01 Jun 2012, BioSpectrum Bureau , BioSpectrum
Singapore: Kowa Pharmaceuticals America and Eli Lilly and Company revealed results of the PREVAIL study that was held in the US. The research involved studying Pitavastatin compared with pravastatin in lowering LDL-C and evaluated the efficacy of LIVALO (pitavastatin) 4 mg as compared to pravastatin 40 mg in reducing low-density lipoprotein cholesterol (LDL-C). The study also evaluated the primary endpoint, as well as effects on other lipid parameters and lipoprotein particles in adult patients with primary hyperlipidemia or mixed dyslipidemia.
PREVAIL US was designed as a superiority trial for the primary endpoint, LDL-C reduction, and evaluated the adult population age 18-to-80 with primary hyperlipidemia or mixed dyslipidemia. LIVALO 4 mg showed superior LDL-C reduction as compared to pravastatin 40 mg after 12 weeks of therapy. However, the study did not compare LIVALO 4 mg with pravastatin 80 mg.
Data for secondary endpoints showed that LIVALO 4 mg reduced apolipoprotein B (Apo-B), non-HDL-C, and total cholesterol when compared with pravastatin 40 mg and also improved high-density lipoprotein cholesterol (HDL-C) and triglycerides (TG). Furthermore, the effect of LIVALO and pravastatin on individual lipoprotein particles was evaluated as a pre-specified exploratory analysis using nuclear magnetic resonance (NMR) spectroscopy. LIVALO showed significantly greater reductions in total LDL particle (LDL-P) concentration and increases in HDL particle (HDL-P) concentration and size.
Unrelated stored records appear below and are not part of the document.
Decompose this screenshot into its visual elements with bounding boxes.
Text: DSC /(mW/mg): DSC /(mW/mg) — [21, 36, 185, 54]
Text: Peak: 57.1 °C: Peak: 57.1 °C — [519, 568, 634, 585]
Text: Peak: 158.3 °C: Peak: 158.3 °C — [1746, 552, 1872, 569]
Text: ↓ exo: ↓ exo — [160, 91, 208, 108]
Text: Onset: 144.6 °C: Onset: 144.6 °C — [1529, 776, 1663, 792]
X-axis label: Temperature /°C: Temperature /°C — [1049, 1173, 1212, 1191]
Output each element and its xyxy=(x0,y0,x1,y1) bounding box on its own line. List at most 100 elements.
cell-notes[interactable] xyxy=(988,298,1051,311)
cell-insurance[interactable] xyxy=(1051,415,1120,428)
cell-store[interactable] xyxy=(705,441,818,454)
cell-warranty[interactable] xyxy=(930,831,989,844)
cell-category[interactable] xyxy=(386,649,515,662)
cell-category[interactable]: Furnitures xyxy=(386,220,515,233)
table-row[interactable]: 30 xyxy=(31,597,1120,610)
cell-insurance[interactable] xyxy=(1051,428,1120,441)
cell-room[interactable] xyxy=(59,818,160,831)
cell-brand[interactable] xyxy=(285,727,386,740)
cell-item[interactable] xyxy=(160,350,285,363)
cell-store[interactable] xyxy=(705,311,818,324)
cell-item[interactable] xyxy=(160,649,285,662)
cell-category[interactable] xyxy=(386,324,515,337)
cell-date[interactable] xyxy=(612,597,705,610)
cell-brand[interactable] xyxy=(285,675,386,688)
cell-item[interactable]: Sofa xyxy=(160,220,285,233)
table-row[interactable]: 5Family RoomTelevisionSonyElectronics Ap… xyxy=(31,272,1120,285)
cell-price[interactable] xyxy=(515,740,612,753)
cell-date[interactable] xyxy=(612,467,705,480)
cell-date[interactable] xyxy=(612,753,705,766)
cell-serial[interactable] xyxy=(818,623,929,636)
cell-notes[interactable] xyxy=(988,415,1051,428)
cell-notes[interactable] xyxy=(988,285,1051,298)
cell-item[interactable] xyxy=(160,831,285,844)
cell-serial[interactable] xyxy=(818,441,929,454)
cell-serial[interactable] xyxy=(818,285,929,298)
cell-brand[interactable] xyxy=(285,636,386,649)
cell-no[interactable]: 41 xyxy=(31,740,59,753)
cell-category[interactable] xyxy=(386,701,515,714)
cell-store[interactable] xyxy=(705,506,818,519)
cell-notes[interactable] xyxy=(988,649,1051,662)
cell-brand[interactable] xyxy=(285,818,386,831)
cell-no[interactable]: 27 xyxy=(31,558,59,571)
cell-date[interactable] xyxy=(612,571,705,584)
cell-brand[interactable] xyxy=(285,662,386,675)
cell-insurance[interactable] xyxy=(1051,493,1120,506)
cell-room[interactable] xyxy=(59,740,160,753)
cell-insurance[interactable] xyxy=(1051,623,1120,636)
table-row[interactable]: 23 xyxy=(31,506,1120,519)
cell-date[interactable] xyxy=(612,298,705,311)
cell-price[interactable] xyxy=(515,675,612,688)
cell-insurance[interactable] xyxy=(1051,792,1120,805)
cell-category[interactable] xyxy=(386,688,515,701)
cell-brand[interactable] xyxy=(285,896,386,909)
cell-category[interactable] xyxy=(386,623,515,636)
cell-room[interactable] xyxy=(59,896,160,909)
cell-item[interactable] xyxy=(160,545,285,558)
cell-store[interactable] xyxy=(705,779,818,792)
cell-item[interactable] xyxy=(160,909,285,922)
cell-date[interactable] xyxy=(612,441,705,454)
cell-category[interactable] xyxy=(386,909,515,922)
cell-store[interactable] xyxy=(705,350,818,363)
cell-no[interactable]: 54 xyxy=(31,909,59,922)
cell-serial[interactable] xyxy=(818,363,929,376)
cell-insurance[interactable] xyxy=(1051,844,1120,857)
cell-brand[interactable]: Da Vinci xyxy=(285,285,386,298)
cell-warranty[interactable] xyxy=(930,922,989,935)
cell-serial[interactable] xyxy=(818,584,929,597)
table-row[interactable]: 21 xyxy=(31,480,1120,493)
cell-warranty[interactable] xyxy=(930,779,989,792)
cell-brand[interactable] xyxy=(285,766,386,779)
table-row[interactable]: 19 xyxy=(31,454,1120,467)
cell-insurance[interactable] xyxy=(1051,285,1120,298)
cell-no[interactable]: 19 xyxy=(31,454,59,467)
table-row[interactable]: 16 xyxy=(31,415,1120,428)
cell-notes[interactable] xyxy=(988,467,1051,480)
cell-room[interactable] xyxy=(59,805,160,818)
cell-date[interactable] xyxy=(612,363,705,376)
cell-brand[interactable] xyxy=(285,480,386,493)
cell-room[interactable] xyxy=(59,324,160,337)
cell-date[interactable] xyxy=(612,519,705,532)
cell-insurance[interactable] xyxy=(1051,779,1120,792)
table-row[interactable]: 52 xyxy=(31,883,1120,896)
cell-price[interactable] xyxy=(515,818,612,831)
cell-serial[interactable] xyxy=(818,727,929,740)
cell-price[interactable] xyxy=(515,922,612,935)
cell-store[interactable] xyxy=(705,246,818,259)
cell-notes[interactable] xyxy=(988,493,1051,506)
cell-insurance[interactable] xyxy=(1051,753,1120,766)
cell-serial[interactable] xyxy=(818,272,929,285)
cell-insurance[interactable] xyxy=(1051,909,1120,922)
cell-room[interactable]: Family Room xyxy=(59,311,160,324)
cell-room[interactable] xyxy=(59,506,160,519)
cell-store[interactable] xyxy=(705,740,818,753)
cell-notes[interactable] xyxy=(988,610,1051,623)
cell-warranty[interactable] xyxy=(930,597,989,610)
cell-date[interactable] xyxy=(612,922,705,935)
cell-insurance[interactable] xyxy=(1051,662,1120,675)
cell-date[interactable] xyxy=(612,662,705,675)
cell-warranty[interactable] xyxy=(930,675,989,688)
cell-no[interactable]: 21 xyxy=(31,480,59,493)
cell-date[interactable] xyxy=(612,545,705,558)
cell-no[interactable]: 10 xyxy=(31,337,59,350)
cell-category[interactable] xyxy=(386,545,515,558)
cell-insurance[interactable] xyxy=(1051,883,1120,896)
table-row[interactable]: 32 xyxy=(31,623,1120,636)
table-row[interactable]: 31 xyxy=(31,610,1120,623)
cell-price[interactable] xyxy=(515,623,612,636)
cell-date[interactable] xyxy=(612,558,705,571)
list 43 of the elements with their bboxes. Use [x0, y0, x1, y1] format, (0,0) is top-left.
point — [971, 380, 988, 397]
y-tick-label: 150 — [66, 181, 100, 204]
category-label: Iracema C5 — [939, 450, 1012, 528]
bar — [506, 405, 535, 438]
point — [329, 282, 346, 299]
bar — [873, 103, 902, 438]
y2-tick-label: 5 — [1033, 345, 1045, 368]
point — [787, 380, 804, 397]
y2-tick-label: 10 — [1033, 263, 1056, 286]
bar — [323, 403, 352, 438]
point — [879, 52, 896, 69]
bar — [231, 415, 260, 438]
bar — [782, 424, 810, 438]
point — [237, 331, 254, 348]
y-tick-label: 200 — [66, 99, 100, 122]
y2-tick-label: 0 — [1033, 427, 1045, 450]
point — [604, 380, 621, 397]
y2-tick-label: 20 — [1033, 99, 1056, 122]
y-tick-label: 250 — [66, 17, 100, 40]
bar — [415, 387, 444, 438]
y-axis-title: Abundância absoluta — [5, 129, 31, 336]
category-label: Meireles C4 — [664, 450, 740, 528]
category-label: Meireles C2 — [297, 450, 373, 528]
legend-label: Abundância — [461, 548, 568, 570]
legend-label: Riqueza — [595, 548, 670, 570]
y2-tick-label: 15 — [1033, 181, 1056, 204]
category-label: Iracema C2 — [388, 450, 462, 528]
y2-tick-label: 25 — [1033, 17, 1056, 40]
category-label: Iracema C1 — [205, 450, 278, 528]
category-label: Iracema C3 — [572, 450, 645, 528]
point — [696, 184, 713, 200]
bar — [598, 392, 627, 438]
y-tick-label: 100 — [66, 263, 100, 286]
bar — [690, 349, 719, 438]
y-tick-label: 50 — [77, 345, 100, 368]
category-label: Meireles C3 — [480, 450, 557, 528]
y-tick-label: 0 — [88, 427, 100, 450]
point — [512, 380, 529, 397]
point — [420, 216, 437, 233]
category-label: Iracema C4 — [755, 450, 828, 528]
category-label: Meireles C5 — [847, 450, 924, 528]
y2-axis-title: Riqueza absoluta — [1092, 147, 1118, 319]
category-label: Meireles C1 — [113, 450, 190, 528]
Dr Craig Sponseller, VP, medical affairs, Kowa Pharmaceuticals America, said that, "Although the clinical relevance of these data require further study, these data are important as they represent the first of such particle analysis with LIVALO."
PREVAIL US study investigator, Dr Kari Uusinarkaus, fellow, National Lipid Association, and associate medical director, adult primary care and disease management departments, Colorado Springs Health Partners, explains, "We continue to research and pursue a greater understanding on the effect of lipid-modifying agents, particularly statins, on lipoprotein particles and the use of direct measures of particle number and size in advancing our clinical assessment of dyslipidemia and its treatment."